Congressional Reps Question Feds Over Botched Domain Seizures
from the will-we-get-answers dept
The government’s admission that it had (once again) mistakenly seized and censored a website for over a year when it dropped its case against Rojadirecta/Puerto80 has reminded everyone that Dajaz1 was not an isolate case. It was a part of a wider program where DHS (via ICE) and the DOJ systematically believed whatever the RIAA and MPAA were telling them, leading to the blatant censorship of a variety of websites, without proper due process. Thankfully, some in Congress are paying attention. Bipartisan Congressional Reps. Zoe Lofgren, Jason Chaffetz and Jared Polis have teamed up to send a letter raising a number of questions about Operation in Our Sites, to both Attorney General Holder and Homeland Security Secretary Napolitano.

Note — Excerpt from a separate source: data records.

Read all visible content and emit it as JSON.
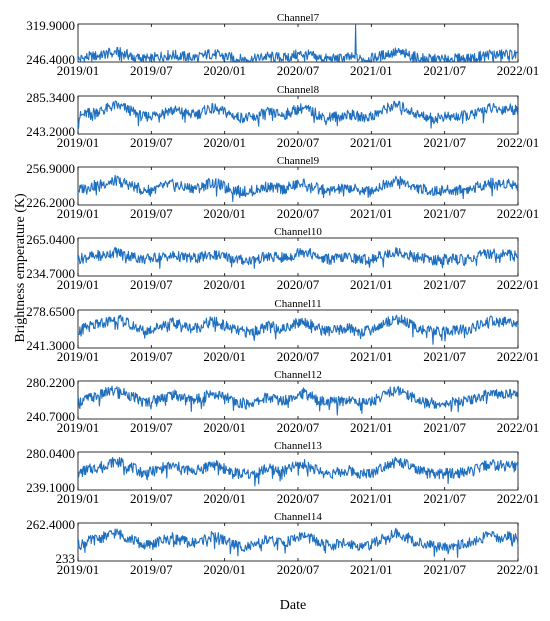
{
  "figure": {
    "ylabel": "Brightness emperature (K)",
    "xlabel": "Date",
    "line_color": "#1f6fbf"
  },
  "chart_data": [
    {
      "type": "line",
      "title": "Channel7",
      "ylim": [
        246.4,
        319.9
      ],
      "yticks": [
        "319.9000",
        "246.4000"
      ],
      "x_start": "2019/01",
      "x_end": "2022/01",
      "xticks": [
        "2019/01",
        "2019/07",
        "2020/01",
        "2020/07",
        "2021/01",
        "2021/07",
        "2022/01"
      ],
      "series": [
        {
          "values": [
            251,
            256,
            258,
            262,
            266,
            262,
            257,
            252,
            254,
            258,
            260,
            258,
            255,
            256,
            262,
            260,
            256,
            252,
            251,
            252,
            257,
            256,
            254,
            259,
            262,
            258,
            253,
            252,
            253,
            255,
            252,
            252,
            256,
            262,
            265,
            262,
            256,
            253,
            251,
            252,
            252,
            253,
            254,
            258,
            262,
            260,
            262,
            259
          ]
        }
      ]
    },
    {
      "type": "line",
      "title": "Channel8",
      "ylim": [
        243.2,
        285.34
      ],
      "yticks": [
        "285.3400",
        "243.2000"
      ],
      "x_start": "2019/01",
      "x_end": "2022/01",
      "xticks": [
        "2019/01",
        "2019/07",
        "2020/01",
        "2020/07",
        "2021/01",
        "2021/07",
        "2022/01"
      ],
      "series": [
        {
          "values": [
            262,
            266,
            268,
            271,
            275,
            272,
            267,
            262,
            264,
            268,
            270,
            268,
            265,
            266,
            272,
            270,
            266,
            262,
            261,
            262,
            267,
            266,
            264,
            269,
            272,
            268,
            263,
            262,
            263,
            265,
            262,
            262,
            266,
            272,
            275,
            272,
            266,
            263,
            261,
            262,
            262,
            263,
            264,
            268,
            272,
            270,
            272,
            269
          ]
        }
      ]
    },
    {
      "type": "line",
      "title": "Channel9",
      "ylim": [
        226.2,
        256.9
      ],
      "yticks": [
        "256.9000",
        "226.2000"
      ],
      "x_start": "2019/01",
      "x_end": "2022/01",
      "xticks": [
        "2019/01",
        "2019/07",
        "2020/01",
        "2020/07",
        "2021/01",
        "2021/07",
        "2022/01"
      ],
      "series": [
        {
          "values": [
            238,
            241,
            242,
            244,
            246,
            244,
            241,
            238,
            239,
            241,
            243,
            241,
            240,
            240,
            244,
            243,
            240,
            238,
            237,
            238,
            241,
            240,
            239,
            242,
            244,
            241,
            239,
            238,
            239,
            240,
            238,
            238,
            240,
            244,
            246,
            244,
            240,
            239,
            237,
            238,
            238,
            239,
            239,
            242,
            244,
            243,
            244,
            242
          ]
        }
      ]
    },
    {
      "type": "line",
      "title": "Channel10",
      "ylim": [
        234.7,
        265.04
      ],
      "yticks": [
        "265.0400",
        "234.7000"
      ],
      "x_start": "2019/01",
      "x_end": "2022/01",
      "xticks": [
        "2019/01",
        "2019/07",
        "2020/01",
        "2020/07",
        "2021/01",
        "2021/07",
        "2022/01"
      ],
      "series": [
        {
          "values": [
            248,
            250,
            251,
            252,
            254,
            252,
            250,
            248,
            249,
            250,
            251,
            250,
            249,
            249,
            252,
            251,
            250,
            248,
            247,
            248,
            250,
            250,
            249,
            251,
            256,
            252,
            249,
            248,
            249,
            250,
            248,
            248,
            250,
            252,
            254,
            252,
            250,
            249,
            247,
            248,
            248,
            249,
            249,
            251,
            253,
            252,
            253,
            251
          ]
        }
      ]
    },
    {
      "type": "line",
      "title": "Channel11",
      "ylim": [
        241.3,
        278.65
      ],
      "yticks": [
        "278.6500",
        "241.3000"
      ],
      "x_start": "2019/01",
      "x_end": "2022/01",
      "xticks": [
        "2019/01",
        "2019/07",
        "2020/01",
        "2020/07",
        "2021/01",
        "2021/07",
        "2022/01"
      ],
      "series": [
        {
          "values": [
            258,
            262,
            264,
            267,
            270,
            267,
            263,
            258,
            260,
            264,
            266,
            264,
            261,
            262,
            267,
            266,
            262,
            258,
            257,
            258,
            263,
            262,
            260,
            265,
            268,
            264,
            259,
            258,
            259,
            261,
            258,
            258,
            262,
            267,
            270,
            267,
            262,
            259,
            257,
            258,
            258,
            259,
            260,
            264,
            268,
            266,
            268,
            265
          ]
        }
      ]
    },
    {
      "type": "line",
      "title": "Channel12",
      "ylim": [
        240.7,
        280.22
      ],
      "yticks": [
        "280.2200",
        "240.7000"
      ],
      "x_start": "2019/01",
      "x_end": "2022/01",
      "xticks": [
        "2019/01",
        "2019/07",
        "2020/01",
        "2020/07",
        "2021/01",
        "2021/07",
        "2022/01"
      ],
      "series": [
        {
          "values": [
            258,
            262,
            264,
            268,
            271,
            268,
            263,
            258,
            260,
            264,
            266,
            264,
            261,
            262,
            268,
            266,
            262,
            258,
            257,
            258,
            263,
            262,
            260,
            265,
            268,
            264,
            259,
            258,
            259,
            261,
            258,
            258,
            262,
            268,
            271,
            268,
            262,
            259,
            257,
            258,
            258,
            259,
            260,
            264,
            268,
            266,
            268,
            265
          ]
        }
      ]
    },
    {
      "type": "line",
      "title": "Channel13",
      "ylim": [
        239.1,
        280.04
      ],
      "yticks": [
        "280.0400",
        "239.1000"
      ],
      "x_start": "2019/01",
      "x_end": "2022/01",
      "xticks": [
        "2019/01",
        "2019/07",
        "2020/01",
        "2020/07",
        "2021/01",
        "2021/07",
        "2022/01"
      ],
      "series": [
        {
          "values": [
            257,
            261,
            263,
            267,
            270,
            267,
            262,
            257,
            259,
            263,
            265,
            263,
            260,
            261,
            267,
            265,
            261,
            257,
            256,
            257,
            262,
            261,
            259,
            264,
            267,
            263,
            258,
            257,
            258,
            260,
            257,
            257,
            261,
            267,
            270,
            267,
            261,
            258,
            256,
            257,
            257,
            258,
            259,
            263,
            267,
            265,
            267,
            264
          ]
        }
      ]
    },
    {
      "type": "line",
      "title": "Channel14",
      "ylim": [
        233,
        262.4
      ],
      "yticks": [
        "262.4000",
        "233"
      ],
      "x_start": "2019/01",
      "x_end": "2022/01",
      "xticks": [
        "2019/01",
        "2019/07",
        "2020/01",
        "2020/07",
        "2021/01",
        "2021/07",
        "2022/01"
      ],
      "series": [
        {
          "values": [
            245,
            248,
            250,
            252,
            255,
            252,
            249,
            245,
            246,
            249,
            251,
            249,
            247,
            248,
            252,
            251,
            248,
            245,
            244,
            245,
            249,
            248,
            247,
            250,
            253,
            250,
            246,
            245,
            246,
            247,
            245,
            245,
            248,
            252,
            255,
            252,
            248,
            246,
            244,
            245,
            245,
            246,
            247,
            250,
            253,
            251,
            253,
            250
          ]
        }
      ]
    }
  ]
}
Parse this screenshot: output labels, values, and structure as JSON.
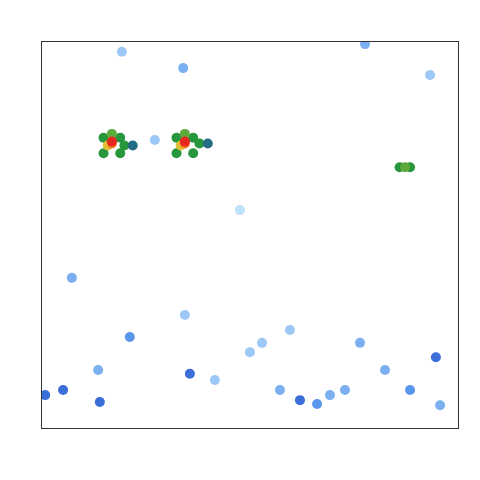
{
  "chart_data": {
    "type": "heatmap",
    "xlim": [
      0,
      100
    ],
    "ylim": [
      0,
      100
    ],
    "zlim": [
      0,
      1
    ],
    "tick_labels": false,
    "grid": false,
    "cells": {
      "x": [
        15,
        19,
        15,
        19,
        17,
        20,
        22,
        16,
        17,
        17,
        32.5,
        36.5,
        32.5,
        36.5,
        34.5,
        38,
        40,
        33.5,
        34.5,
        34.5,
        86,
        88.5,
        87.3,
        1.0,
        5.3,
        14.1,
        21.3,
        35.7,
        34.5,
        62.1,
        66.2,
        69.3,
        72.9,
        82.5,
        88.5,
        94.7,
        95.7,
        76.5,
        53.0,
        57.3,
        7.4,
        13.7,
        34.1,
        19.4,
        50.1,
        93.3,
        77.7,
        47.7,
        27.3,
        59.7,
        41.7
      ],
      "y": [
        71,
        71,
        75,
        75,
        76,
        73,
        73,
        73,
        73.5,
        74,
        71,
        71,
        75,
        75,
        76,
        73.5,
        73.5,
        73,
        73.5,
        74,
        67.4,
        67.4,
        67.4,
        8.5,
        9.8,
        6.7,
        23.5,
        14.0,
        29.2,
        7.2,
        6.2,
        8.5,
        9.8,
        15.0,
        9.8,
        18.3,
        5.9,
        22.0,
        22.0,
        9.8,
        38.8,
        15.0,
        93.0,
        97.2,
        19.6,
        91.2,
        99.2,
        56.3,
        74.4,
        25.3,
        12.4
      ],
      "values": [
        0.55,
        0.55,
        0.55,
        0.55,
        0.6,
        0.55,
        0.5,
        0.75,
        0.85,
        0.95,
        0.55,
        0.55,
        0.55,
        0.55,
        0.6,
        0.55,
        0.5,
        0.75,
        0.85,
        0.95,
        0.55,
        0.55,
        0.6,
        0.4,
        0.4,
        0.4,
        0.35,
        0.4,
        0.25,
        0.4,
        0.35,
        0.3,
        0.3,
        0.3,
        0.35,
        0.4,
        0.3,
        0.3,
        0.25,
        0.3,
        0.3,
        0.3,
        0.3,
        0.25,
        0.25,
        0.25,
        0.3,
        0.2,
        0.25,
        0.25,
        0.25
      ]
    }
  }
}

The letter doesn’t even mention the Rojadirecta case, but focuses on what happened with Dajaz1, pointing out their concern with the program, and how it appears to violate free speech rights, ignore due process and destroy legitimate businesses. The letter raises the fact that Dajaz1 is not an isolated case. As we’ve pointed out in the past, we’re aware of at least a few other domains that were seized, and whose owners had challenged the seizures. And yet, well over a year later, there appeared to be no evidence of either a return of those domains or a forfeiture process started. Given how the feds treated Dajaz1, with secret extensions, preventing Dajaz1 from representing itself in court, we’ve wondered how many other domains the DOJ and ICE had incorrectly and illegally seized — and which they were now keeping in that kind of holding pattern. It’s good to see that this letter directly asks about that issue:
Other complaints have been raised by websites seized under “In Our Sites” that bear similarities to the Dajaz1 case. These complaints center around unnecessary delays in advancing and resolving cases, difficulty in obtaining documents from the government that are fundamental to the underlying cases (such as affidavits), and difficulty even maintaining contact with the U.S. Attorneys prosecuting the cases. The effect of these problems is to severely limit the ability of website owners to challenge the legality and merits of the domain name seizures.
The letter goes on to ask a series of important questions for both DHS and DOJ, especially regarding the utter failure of both departments in the Dajaz1 situation.
- What is the process for determining which sites to target? Who is involved in that process? What specific steps do DOJ and ICE take to ensure that affidavits and other material are thoroughly reviewed for accuracy prior to seizing a domain?
- To what extent are government agents required to evaluate whether the potentially infringing material to which target sites link — or which they host themselves — are non-infringing fair uses, impliedly licensed, and/or de minimis uses?
- Do government agents consider whether a site complies with the DMCA safe harbors? If so, how does this affect the determination to target a site?
- How many sites have attempted to retrieve their domains, via any process, judicial or informal, and what is the status of those cases?
- Have you made any changes to your domain seizure policies or their implementation as a result of the issues arising from the Dajaz1 seizure or any other seizure? If so, what were those changes?
- What specific steps has the DOJ and ICE taken to ensure that domain name seizure cases proceed without unnecessary delays, and that website owners seeking to restore their domain names have swift access to the officials and documents necessary to resolve their cases?
- How many more seizures do you anticipate occurring in the next six months and year?
It seems to me that questions four and five are the key ones here, which means I fully expect DOJ and ICE to be especially non-responsive in whatever answers they provide.